物書きとして「ああ、そこ押されたらしんどいよね」というスイッチを一通り押してくれているので。特に「お前が、それを書くのか。」のダメ押しに至っては、押された当人の気持ちを思えばしんどいの一言だが、読み手からするともはや親切丁寧である。
ああ、このテーマでそこまで押さえてくれるのか──と。
ちなみに同作者の『Line』もまた才ある者に向けた嫉妬を題材とした小説だが、あちらは作者の"我"が出ている一方、こちらはどちらかと云えば"書き手"が出ているなと思った。
──何を云っているのか流石に伝わりそうにないので補足しておくと、"我"=中の人で"書き手"=HNである。これで伝わらなければ、それはそれで良し。

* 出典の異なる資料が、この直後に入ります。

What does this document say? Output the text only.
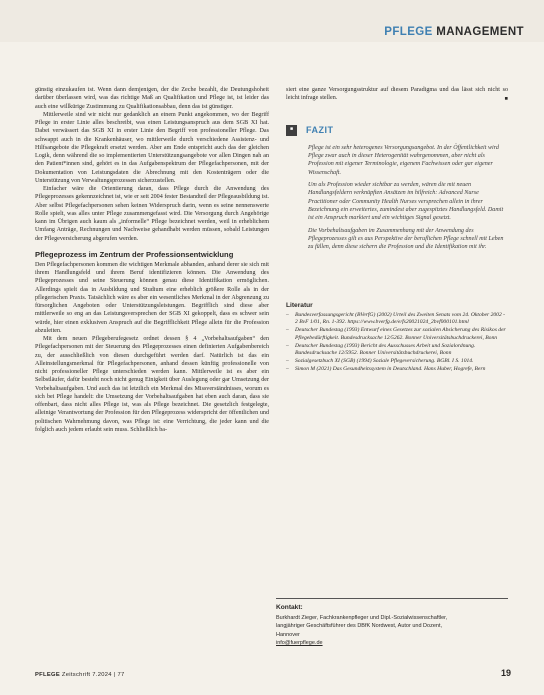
PFLEGE MANAGEMENT

günstig einzukaufen ist. Wenn dann demjenigen, der die Zeche bezahlt, die Deutungshoheit darüber überlassen wird, was das richtige Maß an Qualifikation und Pflege ist, ist leider das auch eine willkürige Zustimmung zu Qualifikationsabbau, denn das ist günstiger.

Mittlerweile sind wir nicht nur gedanklich an einem Punkt angekommen, wo der Begriff Pflege in erster Linie alles beschreibt, was einen Leistungsanspruch aus dem SGB XI hat. Dabei verwässert das SGB XI in erster Linie den Begriff von professioneller Pflege. Das schwappt auch in die Krankenhäuser, wo mittlerweile durch verschiedene Assistenz- und Hilfsangebote die Pflegekraft ersetzt werden. Aber am Ende entspricht auch das der gleichen Logik, denn während die so implementierten Unterstützungsangebote vor allen Dingen nah an den Patient*innen sind, gehört es in das Aufgabenspektrum der Pflegefachpersonen, mit der Dokumentation von Leistungsdaten die Abrechnung mit den Kostenträgern oder die Unterstützung von Verwaltungsprozessen sicherzustellen.

Einfacher wäre die Orientierung daran, dass Pflege durch die Anwendung des Pflegeprozesses gekennzeichnet ist, wie er seit 2004 fester Bestandteil der Pflegeausbildung ist. Aber selbst Pflegefachpersonen sehen keinen Widerspruch darin, wenn es seine nennenswerte Rolle spielt, was alles unter Pflege zusammengefasst wird. Die Versorgung durch Angehörige kann im Übrigen auch kaum als „informelle“ Pflege bezeichnet werden, weil in erheblichem Umfang Anträge, Rechnungen und Nachweise gehandhabt werden müssen, sobald Leistungen der Pflegeversicherung abgerufen werden.

Pflegeprozess im Zentrum der Professionsentwicklung

Den Pflegefachpersonen kommen die wichtigen Merkmale abhanden, anhand derer sie sich mit ihrem Handlungsfeld und ihrem Beruf identifizieren können. Die Anwendung des Pflegeprozesses und seine Steuerung können genau diese Identifikation ermöglichen. Allerdings spielt das in Ausbildung und Studium eine erheblich größere Rolle als in der pflegerischen Praxis. Tatsächlich wäre es aber ein wesentliches Merkmal in der Abgrenzung zu fürsorglichen Angeboten oder Unterstützungsleistungen. Begrifflich sind diese aber mittlerweile so eng an das Leistungsversprechen der SGB XI gekoppelt, dass es schwer sein würde, hier einen exklusiven Anspruch auf die Begrifflichkeit Pflege allein für die Profession abzuleiten.

Mit dem neuen Pflegeberufegesetz ordnet dessen § 4 „Vorbehaltsaufgaben“ den Pflegefachpersonen mit der Steuerung des Pflegeprozesses einen definierten Aufgabenbereich zu, der ausschließlich von diesen durchgeführt werden darf. Natürlich ist das ein Alleinstellungsmerkmal für Pflegefachpersonen, anhand dessen künftig professionelle von nicht professioneller Pflege unterschieden werden kann. Mittlerweile ist es aber ein Selbstläufer, dafür besteht noch nicht genug Einigkeit über Auslegung oder gar Umsetzung der Vorbehaltsaufgaben. Und auch das ist letztlich ein Merkmal des Missverständnisses, worum es sich bei Pflege handelt: die Umsetzung der Vorbehaltsaufgaben hat eben auch daran, dass sie offenbart, dass nicht alles Pflege ist, was als Pflege bezeichnet. Die gesetzlich festgelegte, alleinige Verantwortung der Profession für den Pflegeprozess widerspricht der öffentlichen und politischen Wahrnehmung davon, was Pflege ist: eine Verrichtung, die jeder kann und die folglich auch jedem erlaubt sein muss. Schließlich ba-

siert eine ganze Versorgungsstruktur auf diesem Paradigma und das lässt sich nicht so leicht infrage stellen.	■

■	FAZIT

Pflege ist ein sehr heterogenes Versorgungsangebot. In der Öffentlichkeit wird Pflege zwar auch in dieser Heterogenität wahrgenommen, aber nicht als Profession mit eigener Terminologie, eigenem Fachwissen oder gar eigener Wissenschaft.

Um als Profession wieder sichtbar zu werden, wären die mit neuen Handlungsfeldern verknüpften Ansätzen im hilfreich: Advanced Nurse Practitioner oder Community Health Nurses versprechen allein in ihrer Bezeichnung ein erweitertes, zumindest aber zugespitztes Handlungsfeld. Damit ist ein Anspruch markiert und ein wichtiges Signal gesetzt.

Die Vorbehaltsaufgaben im Zusammenhang mit der Anwendung des Pflegeprozesses gilt es aus Perspektive der beruflichen Pflege schnell mit Leben zu füllen, denn diese sichern die Profession und die Identifikation mit ihr.

Literatur
– Bundesverfassungsgericht (BVerfG) (2002) Urteil des Zweiten Senats vom 24. Oktober 2002 - 2 BvF 1/01, Rn. 1-392. https://www.bverfg.de/e/fs20021024_2bvf000101.html
– Deutscher Bundestag (1993) Entwurf eines Gesetzes zur sozialen Absicherung des Risikos der Pflegebedürftigkeit. Bundesdrucksache 12/5262. Bonner Universitätsbuchdruckerei, Bonn
– Deutscher Bundestag (1993) Bericht des Ausschusses Arbeit und Sozialordnung. Bundesdrucksache 12/5952. Bonner Universitätsbuchdruckerei, Bonn
– Sozialgesetzbuch XI (SGB) (1994) Soziale Pflegeversicherung. BGBl. I S. 1014.
– Simon M (2021) Das Gesundheitssystem in Deutschland. Hans Huber, Hogrefe, Bern
Kontakt:
Burkhardt Zieger, Fachkrankenpfleger und Dipl.-Sozialwissenschaftler,
langjähriger Geschäftsführer des DBfK Nordwest, Autor und Dozent,
Hannover
info@fuerpflege.de
PFLEGE Zeitschrift 7.2024 | 77	19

「のろい」と「まじない」(あと「ねがい」) 『Line』
https://kakuyomu.jp/works/1177354054896176243/episodes/1177354054922235556
軒並み押されていっそ清々しい、何より嫉妬を題材にした小説としてとても分かりやすい。それゆえ、「嫉妬小説の入門書」「お手本のような嫉妬小説」という評価に落ち着いたのだが──。
どうにも、褒めている気がしない。
否、褒めることは義務でも何でもないのだが。ただ、いいと思ったからこそ紹介させてもらったのは確かなわけで。では、どこが良かったのだろうと。嫉妬を描いた作品として非常に明快だったことはさておき、どこがうつくしかったのだろうと。自分なりに考え耽って、辿り着いたのは。
自分は、この人の小説が好きなのだろうなぁと。
読書というのは、実のところ科学的に実証されたストレス解消法のひとつだったりする。こと小説において、読者は文字情報だけでは足りない部分をイメージで補うが、このイメージで補うという行為自体がメンタルに良い影響を与えるらしい。
とはいえ、各々趣味嗜好は異なる以上、読めば何でもかんでも癒しに繋がるわけではないので──。
ただ、私の場合はこの人の書いたそれが癒しになるのだろうなぁと。この点に関して、たとえば漢字とひらがなの割合がいいとか、文章のリズムがいいとか、落とし込まれている人生の一コマがいいとか、考え得る要因は色々あるのだろうが。描かれているのが血染山河であれ、激しい嫉みであれ、心地の良さに繋がってしまうのだろうなぁと。
思うに、作中の「うつくしい」とはこれかもしれない。だから。
「俺は、君の小説が好きだよ」
──この場合は、俺ではなく私になるのだけれどね。